It isn’t often, when I’m perusing a health-related book, that I run across a quote that makes me smile. But here’s one, and it’s apropos to the topic …
“I love sleep. My life has the tendency to fall apart when I’m awake, you know?”
– Ernest Hemingway
Despite the chuckle-worthy quotation, before the scalpel: what everyone should know about anesthesia by Panchali Dhar, M.D., (Tell Me Press, 2009) tackles its serious topic with a thorough approach that makes the subject accessible. When you consider that most people have at least three encounters with anesthesia before the age of 50, there’s something for everyone here.
Dhar, an anesthesiologist at New York-Presbyterian Hospital/Weill Cornell Medical College, begins with a basic explanation of what an anesthesiologist is (and there are different types), their tools, and how they work. She then dives into “what to expect,” including descriptions of the operating room, recovery and pain relief.

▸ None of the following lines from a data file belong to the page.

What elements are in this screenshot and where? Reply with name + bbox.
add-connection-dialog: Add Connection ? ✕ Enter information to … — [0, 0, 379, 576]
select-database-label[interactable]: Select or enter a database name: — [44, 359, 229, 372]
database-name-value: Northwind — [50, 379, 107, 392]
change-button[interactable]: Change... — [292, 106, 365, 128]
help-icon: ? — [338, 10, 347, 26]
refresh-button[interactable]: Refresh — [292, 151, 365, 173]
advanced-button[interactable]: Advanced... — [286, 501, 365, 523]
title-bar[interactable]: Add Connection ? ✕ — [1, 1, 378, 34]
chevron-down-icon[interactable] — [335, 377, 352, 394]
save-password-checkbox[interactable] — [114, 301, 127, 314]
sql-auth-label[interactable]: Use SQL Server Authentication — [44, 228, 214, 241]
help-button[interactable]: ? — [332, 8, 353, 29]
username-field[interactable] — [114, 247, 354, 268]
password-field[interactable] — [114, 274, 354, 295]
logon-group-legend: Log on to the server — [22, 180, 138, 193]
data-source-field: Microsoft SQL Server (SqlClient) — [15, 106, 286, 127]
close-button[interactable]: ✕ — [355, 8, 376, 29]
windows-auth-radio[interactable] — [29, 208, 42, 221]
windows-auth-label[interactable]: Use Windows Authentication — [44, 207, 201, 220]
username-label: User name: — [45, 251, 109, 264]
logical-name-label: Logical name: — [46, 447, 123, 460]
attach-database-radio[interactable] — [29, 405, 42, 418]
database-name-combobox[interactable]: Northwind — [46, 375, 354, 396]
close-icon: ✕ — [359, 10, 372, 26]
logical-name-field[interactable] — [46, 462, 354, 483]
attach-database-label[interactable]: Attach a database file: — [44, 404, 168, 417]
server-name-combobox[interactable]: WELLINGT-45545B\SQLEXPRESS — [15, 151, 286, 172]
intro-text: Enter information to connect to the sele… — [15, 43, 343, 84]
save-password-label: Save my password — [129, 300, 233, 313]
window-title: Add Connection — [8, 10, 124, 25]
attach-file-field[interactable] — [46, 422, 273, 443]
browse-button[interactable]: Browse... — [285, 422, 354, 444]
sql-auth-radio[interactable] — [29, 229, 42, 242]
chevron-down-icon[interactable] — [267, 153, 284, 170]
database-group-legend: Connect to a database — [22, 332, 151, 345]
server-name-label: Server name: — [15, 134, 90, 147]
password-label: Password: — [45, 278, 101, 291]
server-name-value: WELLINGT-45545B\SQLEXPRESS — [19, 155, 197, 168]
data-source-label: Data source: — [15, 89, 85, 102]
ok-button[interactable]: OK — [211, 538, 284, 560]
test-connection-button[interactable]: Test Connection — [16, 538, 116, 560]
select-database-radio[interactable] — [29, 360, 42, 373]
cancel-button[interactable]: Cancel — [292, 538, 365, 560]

Next, Dhar covers “special topics” such as cosmetic surgery, the impact of obesity on anesthesia, childbirth, anesthesia in infants and children, dental anesthesia, nausea and alternative forms of anesthesia and pain relief. Each chapter ends with a set of questions to ask your doctor and/or anesthesiologist – plus room to write in the answers!
I’m not planning any surgery or other procedure requiring anesthesia in the near future, but I was still drawn in by this book, which is broken up into easy-to-tackle sections and organized to help you get to just the topic you need. So now, when my husband goes in for minor surgery in the next few months I’ll know to ask whether he’ll be having twilight sleep or general anesthesia, how long he’s supposed to fast before the procedure, and whether the anesthesiologist has all the pertinent medical test results.
Here’s a practical book that offers enough information to be useful and comforting, but not so much that it’s off-putting. The section on children is especially useful, because it helps parents understand what to expect and why certain aspects of anesthesia are different for kids (i.e. infants have lower blood pressure, and their kidneys aren’t able to clear drugs from the body as quickly). It’ll definitely be a staple on my book shelf, and I highly recommend it for anyone going under the knife.